Un consensus international croissant se dégage par ailleurs parmi les institutions financières sur le fait que les risques liés au climat sont une source de risque financier majeur à moyen et long terme et que, par conséquent, les entreprises de tous les secteurs confondus doivent oeuvrer sans plus attendre pour aligner leur modèle d’affaires à la réalisation de l’objectif de Paris. Les législations visant à lutter contre le réchauffement climatique mais également les nouvelles technologies et les risques physiques liés au changement climatique sont devenus des composantes essentielles de la gestion des risques des investisseurs. Un rapport publié ce lundi 31 mai 2021 par la Fondation Ethos montre à quel point le changement climatique représente également un risque pour les caisses de pension suisses et, par conséquent, pour les rentes futures de leurs assurés.

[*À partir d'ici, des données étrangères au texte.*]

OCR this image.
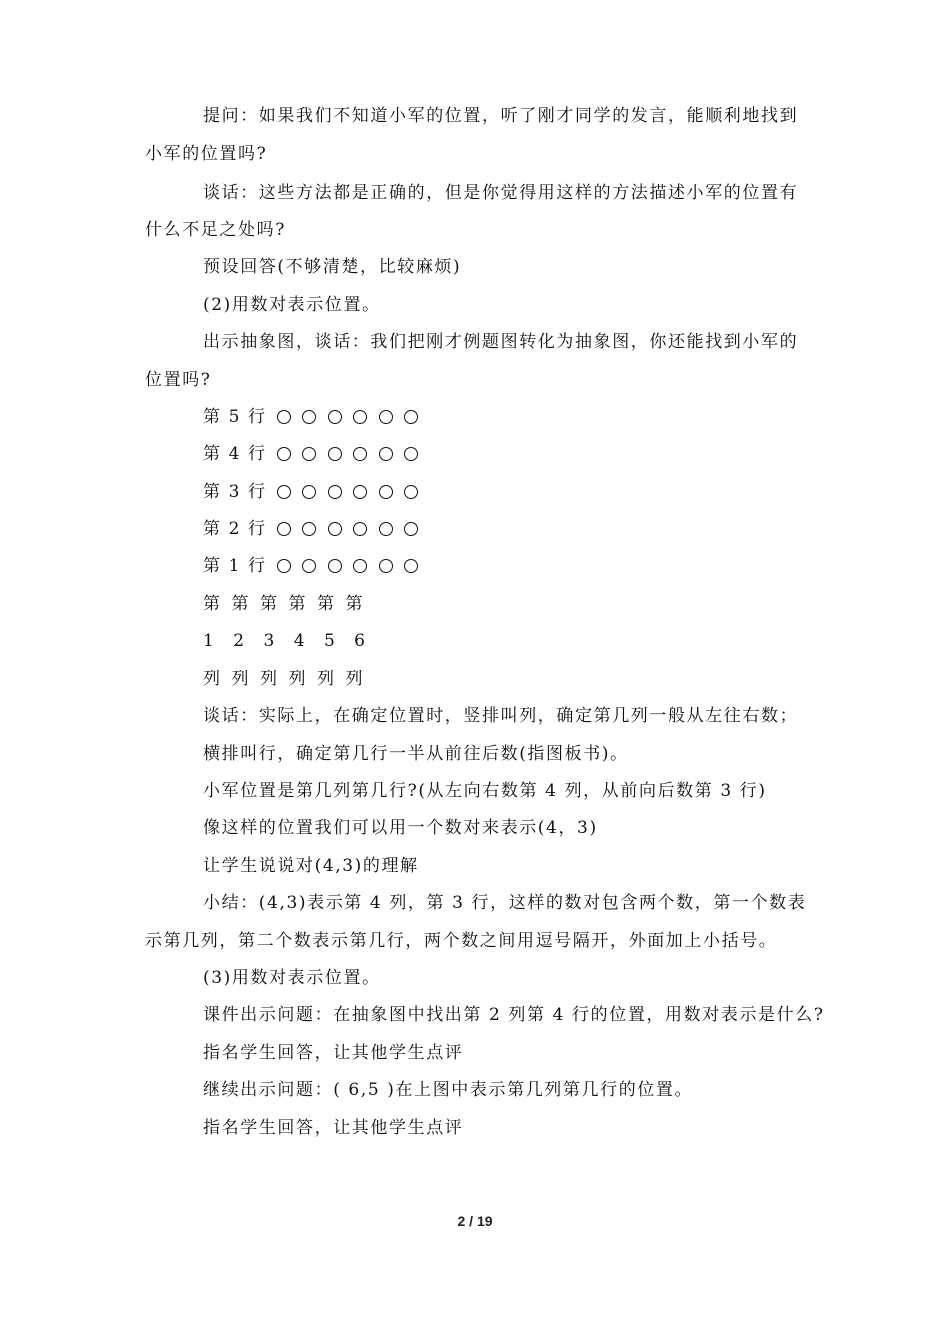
提问：如果我们不知道小军的位置，听了刚才同学的发言，能顺利地找到
小军的位置吗?
谈话：这些方法都是正确的，但是你觉得用这样的方法描述小军的位置有
什么不足之处吗?
预设回答(不够清楚，比较麻烦)
(2)用数对表示位置。
出示抽象图，谈话：我们把刚才例题图转化为抽象图，你还能找到小军的
位置吗?
第 5 行
第 4 行
第 3 行
第 2 行
第 1 行
第 第 第 第 第 第
1 2 3 4 5 6
列 列 列 列 列 列
谈话：实际上，在确定位置时，竖排叫列，确定第几列一般从左往右数；
横排叫行，确定第几行一半从前往后数(指图板书)。
小军位置是第几列第几行?(从左向右数第 4 列，从前向后数第 3 行)
像这样的位置我们可以用一个数对来表示(4，3)
让学生说说对(4,3)的理解
小结：(4,3)表示第 4 列，第 3 行，这样的数对包含两个数，第一个数表
示第几列，第二个数表示第几行，两个数之间用逗号隔开，外面加上小括号。
(3)用数对表示位置。
课件出示问题：在抽象图中找出第 2 列第 4 行的位置，用数对表示是什么?
指名学生回答，让其他学生点评
继续出示问题：( 6,5 )在上图中表示第几列第几行的位置。
指名学生回答，让其他学生点评
2 / 19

Les événements de ces dernières semaines démontrent aussi le pouvoir dont disposent les actionnaires – tout comme les tribunaux – pour faire pression sur les entreprises dont ils sont les copropriétaires. Les sociétés actives dans les énergies fossiles n’ont plus le choix aujourd’hui : elles doivent mettre en place des stratégies climatiques leur permettant de réduire leurs émissions de CO2 et d’atteindre les objectifs de l’Accord de Paris.

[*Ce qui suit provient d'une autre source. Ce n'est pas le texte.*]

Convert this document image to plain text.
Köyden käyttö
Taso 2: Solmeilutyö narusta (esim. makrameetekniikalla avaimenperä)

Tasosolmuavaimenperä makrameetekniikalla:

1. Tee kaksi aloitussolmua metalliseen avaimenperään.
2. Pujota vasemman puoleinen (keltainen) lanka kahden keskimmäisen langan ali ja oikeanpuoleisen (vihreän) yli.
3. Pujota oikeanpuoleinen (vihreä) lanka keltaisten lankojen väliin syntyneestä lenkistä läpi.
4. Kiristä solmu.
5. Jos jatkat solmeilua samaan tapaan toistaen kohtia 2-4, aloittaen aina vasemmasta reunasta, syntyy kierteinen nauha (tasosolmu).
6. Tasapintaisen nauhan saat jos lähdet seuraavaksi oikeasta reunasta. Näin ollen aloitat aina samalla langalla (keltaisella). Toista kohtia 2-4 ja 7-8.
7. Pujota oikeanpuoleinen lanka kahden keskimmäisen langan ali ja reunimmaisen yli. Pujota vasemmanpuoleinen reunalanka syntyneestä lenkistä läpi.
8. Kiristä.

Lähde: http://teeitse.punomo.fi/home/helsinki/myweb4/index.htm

Un grand oui à la révision de la loi sur le CO2

Cette prise de conscience internationale démontre qu’il est nécessaire d’agir à tous les niveaux, y compris au niveau législatif, pour créer des conditions cadres compatibles avec un réchauffement à 1.5°C. A ce titre, le vote sur la révision de la loi sur le CO2 du 13 juin 2021 est à mes yeux une étape indispensable pour créer des conditions favorables à une lutte contre le réchauffement climatique. Les émissions directes de la Suisse ne sont certes pas les plus importantes au niveau mondial, mais notre pays a une carte à jouer et une place de leader à prendre dans le domaine de la lutte contre le réchauffement climatique.

Le fonds pour le climat prévu par la nouvelle loi permettra d’accélérer la transition vers une économie plus faible en carbone. Il permettra de financer des infrastructures respectueuses du climat, telles que des bornes de recharge pour les véhicules électriques et les trains de nuit, mais aussi de rénover des bâtiments vieillissants et de remplacer les systèmes de chauffage au mazout par des solutions renouvelables. La nouvelle loi incitera les sociétés à investir dans des mesures de protection du climat en les exonérant de la taxe sur le CO2. Ces mesures permettrons de créer des nouveaux emplois et favoriser la recherche et le développement de nouvelles solutions contribuant ainsi à la compétitivité internationale de la Suisse. Pour toutes ces raisons, je voterai “OUI” à la révision de la loi sur le CO2 le 13 juin 2021 !

Vincent Kaufmann

Vincent Kaufmann est directeur de la Fondation Ethos et de la société Ethos Services depuis juin 2015. Il a été membre de la direction d’Ethos Services depuis 2011, responsable en particulier de la gestion de fortune, et directeur adjoint depuis 2013. Il a rejoint Ethos en 2004 comme analyste corporate governance, puis successivement comme senior analyst et deputy head of corporate governance.